Samsung Electronics ha annunciato un innovativo metodo per l’impiego del grafene come materiale per gli smartphone del futuro.

Il grafene è un materiale conduttore scoperto per la prima volta nel 2004, portando il gruppo di scienziati alla vittoria del Premio Nobel per la Fisica.

Esso è in grado di sostituire il silicio all’interno dei dispositivi, ma fino ad ora non era stata individuata la corretta metodologia per il suo effettivo impiego e per la diffusione commerciale.

Samsung Advanced Institute of Technology (SAIT), in partnership con la Sungkyunkwan University, pare abbia identificato il modo attraverso cui sfruttarne correttamente le caratteristiche elettriche e meccaniche.

Grafene

Questa è una delle innovazioni più importanti di tutta la storia nella ricerca sul grafene”, hanno commentato i responsabili del SAIT. “Ci attendiamo che questa scoperta acceleri la commercializzazione del grafene, e ciò aprirà una nuova era della tecnologia dell’elettronica di consumo”.

Il grafene, i cui elettroni hanno una velocità fino a 100 volte superiore rispetto agli elettroni del silicio, è molto più resistente dell’acciaio, ed è caratterizzato da una conduttività termica e da una flessibilità elevate. Ciò potrà rendere tale materiale funzionale per la realizzazione di display flessibili e dei “wearables” del futuro.

Fino ad oggi, la ricerca per rendere commercializzabile il grafene si era incentrata sul tentativo di sintetizzare piccole particelle di grafene per produrre strati di grafene più grandi, ma ciò causava il deterioramento delle proprietà meccaniche ed elettriche del materiale.

Il SAIT, in collaborazione con l’Università, è riuscito a sviluppare una metodologia innovativa tramite la quale viene ripetutamente sintetizzata una vasta area di grafene in un singolo cristallo all’interno del wafer (ossia dello strato di materiale) di un semiconduttore, consentendo al grafene di mantenere le sue elevate proprietà elettriche e meccaniche.
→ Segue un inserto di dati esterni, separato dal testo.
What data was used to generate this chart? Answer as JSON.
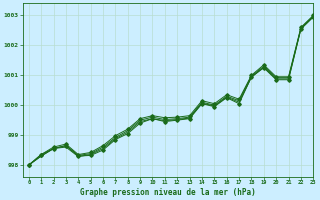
{
  "title": "Graphe pression niveau de la mer (hPa)",
  "bg_color": "#cceeff",
  "grid_color": "#b8ddd0",
  "line_color": "#1a6b1a",
  "marker_color": "#1a6b1a",
  "xlim": [
    -0.5,
    23
  ],
  "ylim": [
    997.6,
    1003.4
  ],
  "yticks": [
    998,
    999,
    1000,
    1001,
    1002,
    1003
  ],
  "xticks": [
    0,
    1,
    2,
    3,
    4,
    5,
    6,
    7,
    8,
    9,
    10,
    11,
    12,
    13,
    14,
    15,
    16,
    17,
    18,
    19,
    20,
    21,
    22,
    23
  ],
  "series1": [
    998.0,
    998.35,
    998.55,
    998.65,
    998.3,
    998.32,
    998.5,
    998.85,
    999.05,
    999.4,
    999.55,
    999.45,
    999.5,
    999.55,
    1000.05,
    999.95,
    1000.25,
    1000.05,
    1000.95,
    1001.25,
    1000.85,
    1000.85,
    1002.55,
    1002.95
  ],
  "series2": [
    998.0,
    998.35,
    998.6,
    998.7,
    998.35,
    998.42,
    998.65,
    998.98,
    999.2,
    999.55,
    999.65,
    999.58,
    999.6,
    999.65,
    1000.15,
    1000.05,
    1000.35,
    1000.2,
    1001.0,
    1001.35,
    1000.95,
    1000.95,
    1002.6,
    1003.0
  ],
  "series3": [
    998.0,
    998.3,
    998.55,
    998.65,
    998.32,
    998.38,
    998.6,
    998.92,
    999.15,
    999.5,
    999.6,
    999.52,
    999.55,
    999.6,
    1000.1,
    1000.0,
    1000.3,
    1000.15,
    1000.97,
    1001.3,
    1000.92,
    1000.92,
    1002.58,
    1002.98
  ],
  "series4": [
    998.0,
    998.3,
    998.55,
    998.6,
    998.28,
    998.35,
    998.55,
    998.88,
    999.1,
    999.45,
    999.55,
    999.48,
    999.52,
    999.57,
    1000.07,
    999.97,
    1000.27,
    1000.1,
    1000.93,
    1001.27,
    1000.88,
    1000.88,
    1002.55,
    1002.95
  ]
}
Tale scoperta permetterà al colosso sud coreano di utilizzare il grafene a scopi commerciali all’interno dei device di futura generazione, riducendone il peso e lo spessore, ed incrementandone nel contempo la flessibilità e la durevolezza.

I risultati della ricerca saranno pubblicati oggi nel nuovo numero di Science Magazine and ScienceExpress, una delle riviste più prestigiose nel campo della scienza.